Matthew Martoma’s Trial Another Blow For Steve Cohen…

3 mins. to read

It seems that the easiest way for hedge funds to achieve the the much-desired alpha is not through thorough research but rather through clever networking with the right people where valuable information can be extracted and then used as input for asset trading. Whether this is “mosaic theory” via “expert networks” or just plain old insider trading is open to interpretation…

Enter one Mr Timothy Jandovitz, a former employee of SAC Capital, who was deeply concerned when he heard about the imminent bad news on the clinical trials being carried out regarding the Alzheimer’s drugs that were being developed by both Wyeth and Elan back in 2008. With a position worth several hundred millions, Jandovitz was staring down a major potential loss, in fact north of $100 million for SAC and with it the very near certainly of his job.

But, while Jandovitz had not done his homework, both Mathew Martoma, Jandovitz’s Portfolio Manager and SAC’s CEO Steve Cohen had already acted to avoid the worst and sold every share they had on both Wyeth and Elan. Not only that, but it seems that they got themselves illuminated about the changing prospects for those companies and in fact swng from a long position to a short one. In the process, both Martoma and Jandovitz jobs were saved and SAC actually locked in a $276 million in profits as opposed to a thumping loss. Lucky trading eh?

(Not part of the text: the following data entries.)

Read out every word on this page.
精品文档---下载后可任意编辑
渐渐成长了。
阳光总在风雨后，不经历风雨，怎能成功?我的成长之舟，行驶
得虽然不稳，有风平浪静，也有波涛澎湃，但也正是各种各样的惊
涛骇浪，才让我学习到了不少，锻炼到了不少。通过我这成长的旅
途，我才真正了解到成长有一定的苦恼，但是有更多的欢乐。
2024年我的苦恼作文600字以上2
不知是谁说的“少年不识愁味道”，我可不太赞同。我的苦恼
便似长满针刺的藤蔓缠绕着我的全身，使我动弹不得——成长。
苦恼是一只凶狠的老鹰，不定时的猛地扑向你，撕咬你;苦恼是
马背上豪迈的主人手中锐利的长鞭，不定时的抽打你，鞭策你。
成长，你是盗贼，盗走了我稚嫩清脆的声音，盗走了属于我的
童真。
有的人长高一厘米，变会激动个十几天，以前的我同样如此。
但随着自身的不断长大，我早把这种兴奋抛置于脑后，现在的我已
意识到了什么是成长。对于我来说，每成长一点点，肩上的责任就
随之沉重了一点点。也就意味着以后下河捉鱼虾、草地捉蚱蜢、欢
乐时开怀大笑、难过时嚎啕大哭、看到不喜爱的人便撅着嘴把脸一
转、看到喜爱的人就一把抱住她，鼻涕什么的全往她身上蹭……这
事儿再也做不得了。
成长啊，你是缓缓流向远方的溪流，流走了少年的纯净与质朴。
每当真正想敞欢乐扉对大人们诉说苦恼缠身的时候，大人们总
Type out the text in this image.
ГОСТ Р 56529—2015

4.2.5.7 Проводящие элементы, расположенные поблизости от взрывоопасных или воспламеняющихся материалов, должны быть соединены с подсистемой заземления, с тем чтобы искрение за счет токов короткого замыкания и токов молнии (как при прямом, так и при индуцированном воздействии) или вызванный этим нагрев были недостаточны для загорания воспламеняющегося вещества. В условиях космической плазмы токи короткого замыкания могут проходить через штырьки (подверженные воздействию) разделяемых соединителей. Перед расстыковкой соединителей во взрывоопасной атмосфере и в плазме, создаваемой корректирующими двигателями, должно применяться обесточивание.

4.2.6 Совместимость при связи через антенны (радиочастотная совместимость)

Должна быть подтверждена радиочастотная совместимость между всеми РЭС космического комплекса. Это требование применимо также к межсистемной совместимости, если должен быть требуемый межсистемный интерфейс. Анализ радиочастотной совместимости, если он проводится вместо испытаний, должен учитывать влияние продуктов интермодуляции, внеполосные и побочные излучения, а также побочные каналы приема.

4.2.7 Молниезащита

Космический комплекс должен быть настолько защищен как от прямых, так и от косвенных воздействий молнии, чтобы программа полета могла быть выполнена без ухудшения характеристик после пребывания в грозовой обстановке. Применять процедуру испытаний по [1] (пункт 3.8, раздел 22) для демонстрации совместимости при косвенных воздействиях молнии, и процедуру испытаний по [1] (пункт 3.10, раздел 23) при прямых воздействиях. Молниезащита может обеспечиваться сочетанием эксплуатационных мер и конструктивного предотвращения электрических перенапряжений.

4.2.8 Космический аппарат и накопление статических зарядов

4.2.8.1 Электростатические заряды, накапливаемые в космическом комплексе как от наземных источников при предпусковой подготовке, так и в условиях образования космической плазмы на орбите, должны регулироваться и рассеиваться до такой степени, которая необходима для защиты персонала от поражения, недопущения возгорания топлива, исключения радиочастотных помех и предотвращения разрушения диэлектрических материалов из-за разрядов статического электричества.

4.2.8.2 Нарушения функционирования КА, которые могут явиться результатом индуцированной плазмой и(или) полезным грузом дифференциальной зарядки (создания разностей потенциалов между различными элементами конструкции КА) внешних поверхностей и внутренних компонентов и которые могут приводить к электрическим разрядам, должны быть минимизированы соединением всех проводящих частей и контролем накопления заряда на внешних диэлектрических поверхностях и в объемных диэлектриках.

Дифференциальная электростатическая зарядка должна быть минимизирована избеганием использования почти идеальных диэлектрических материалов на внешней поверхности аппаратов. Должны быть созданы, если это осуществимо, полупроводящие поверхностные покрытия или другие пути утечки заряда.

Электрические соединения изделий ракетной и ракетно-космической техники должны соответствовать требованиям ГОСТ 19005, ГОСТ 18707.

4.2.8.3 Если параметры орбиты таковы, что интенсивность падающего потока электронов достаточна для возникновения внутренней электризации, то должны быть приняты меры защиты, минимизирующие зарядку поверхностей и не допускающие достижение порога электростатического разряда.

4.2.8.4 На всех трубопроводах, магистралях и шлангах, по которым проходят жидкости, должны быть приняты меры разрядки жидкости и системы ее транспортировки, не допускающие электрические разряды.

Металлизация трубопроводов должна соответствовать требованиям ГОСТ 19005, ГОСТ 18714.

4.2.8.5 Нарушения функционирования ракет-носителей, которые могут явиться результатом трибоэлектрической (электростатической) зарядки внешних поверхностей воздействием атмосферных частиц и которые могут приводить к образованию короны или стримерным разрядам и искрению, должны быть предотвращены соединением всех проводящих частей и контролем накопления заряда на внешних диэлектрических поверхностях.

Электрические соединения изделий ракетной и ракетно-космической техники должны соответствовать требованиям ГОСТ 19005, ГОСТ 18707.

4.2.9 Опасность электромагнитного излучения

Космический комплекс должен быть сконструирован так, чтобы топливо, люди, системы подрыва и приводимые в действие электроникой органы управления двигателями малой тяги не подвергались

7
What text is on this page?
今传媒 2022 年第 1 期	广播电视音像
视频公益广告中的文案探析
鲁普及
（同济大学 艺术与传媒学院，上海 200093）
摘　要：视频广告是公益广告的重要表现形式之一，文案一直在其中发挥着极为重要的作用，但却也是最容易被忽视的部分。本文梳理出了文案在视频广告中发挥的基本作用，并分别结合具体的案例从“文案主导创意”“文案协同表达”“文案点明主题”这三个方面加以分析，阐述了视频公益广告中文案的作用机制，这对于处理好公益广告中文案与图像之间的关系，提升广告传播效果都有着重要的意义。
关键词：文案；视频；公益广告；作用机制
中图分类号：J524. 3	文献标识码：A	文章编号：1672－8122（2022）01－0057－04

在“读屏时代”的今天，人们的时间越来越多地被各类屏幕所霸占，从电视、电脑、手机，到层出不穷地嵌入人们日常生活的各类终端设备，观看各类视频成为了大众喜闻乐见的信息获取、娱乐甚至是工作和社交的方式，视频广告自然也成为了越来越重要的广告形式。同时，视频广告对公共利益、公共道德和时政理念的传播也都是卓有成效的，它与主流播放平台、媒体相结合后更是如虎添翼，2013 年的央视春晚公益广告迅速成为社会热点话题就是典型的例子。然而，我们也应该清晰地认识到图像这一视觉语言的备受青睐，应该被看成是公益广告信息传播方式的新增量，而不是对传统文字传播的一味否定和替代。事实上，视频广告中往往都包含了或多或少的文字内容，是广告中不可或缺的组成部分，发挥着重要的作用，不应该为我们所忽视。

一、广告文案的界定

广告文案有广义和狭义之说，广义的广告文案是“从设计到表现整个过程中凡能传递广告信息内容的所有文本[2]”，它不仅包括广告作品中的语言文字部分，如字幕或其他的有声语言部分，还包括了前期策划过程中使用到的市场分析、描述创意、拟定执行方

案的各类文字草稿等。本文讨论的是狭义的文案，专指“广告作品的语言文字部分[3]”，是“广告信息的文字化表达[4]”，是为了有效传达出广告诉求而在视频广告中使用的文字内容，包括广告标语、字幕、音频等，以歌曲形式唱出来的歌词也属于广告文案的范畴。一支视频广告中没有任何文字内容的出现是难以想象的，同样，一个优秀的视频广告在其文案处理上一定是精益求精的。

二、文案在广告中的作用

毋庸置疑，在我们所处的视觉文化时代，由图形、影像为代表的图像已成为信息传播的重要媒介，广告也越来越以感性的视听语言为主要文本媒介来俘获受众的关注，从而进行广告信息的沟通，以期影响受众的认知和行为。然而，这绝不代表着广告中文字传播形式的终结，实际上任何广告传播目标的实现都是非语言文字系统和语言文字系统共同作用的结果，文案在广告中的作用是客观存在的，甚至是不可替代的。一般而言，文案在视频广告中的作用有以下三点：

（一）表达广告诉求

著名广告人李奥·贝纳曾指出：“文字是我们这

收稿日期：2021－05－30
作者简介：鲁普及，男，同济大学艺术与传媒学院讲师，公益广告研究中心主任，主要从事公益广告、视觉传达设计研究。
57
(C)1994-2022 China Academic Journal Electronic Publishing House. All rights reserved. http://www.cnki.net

That kind of luck of course hardly comes from pure research and networking… at least that’s what the US Government now thinks and it seems very likely that Martoma will face severe charges of fraud and insider trading, risking as much as 20 years in jail. A long time to count his allegedly ill gotten gains!

During the last few years, several US hedge fund managers and senior employees have been accused of illegal conduct by the Feds as the government attempts a crackdown on illegal insider trading and, to many observers, tries to tighten the rope around Mr Steve Cohen – their ultimate goal. SAC’s employees nurture a network of connections where they meet with experts in several fields, but the ability to perfectly time their trades has raised suspicion on the legality of such networks. Martoma is said to have met with a doctor named Sidney Gilman, a Michigan-based neurologist who is involved in Alzheimer’s drug trials, over 40 times between 2006 and 2008, paying him just $70,000. Unless Martoma had a serious neurological problem, it will be hard to justify any other explanation for these meetings other than to extract information about Wyeth and Elan drug trials.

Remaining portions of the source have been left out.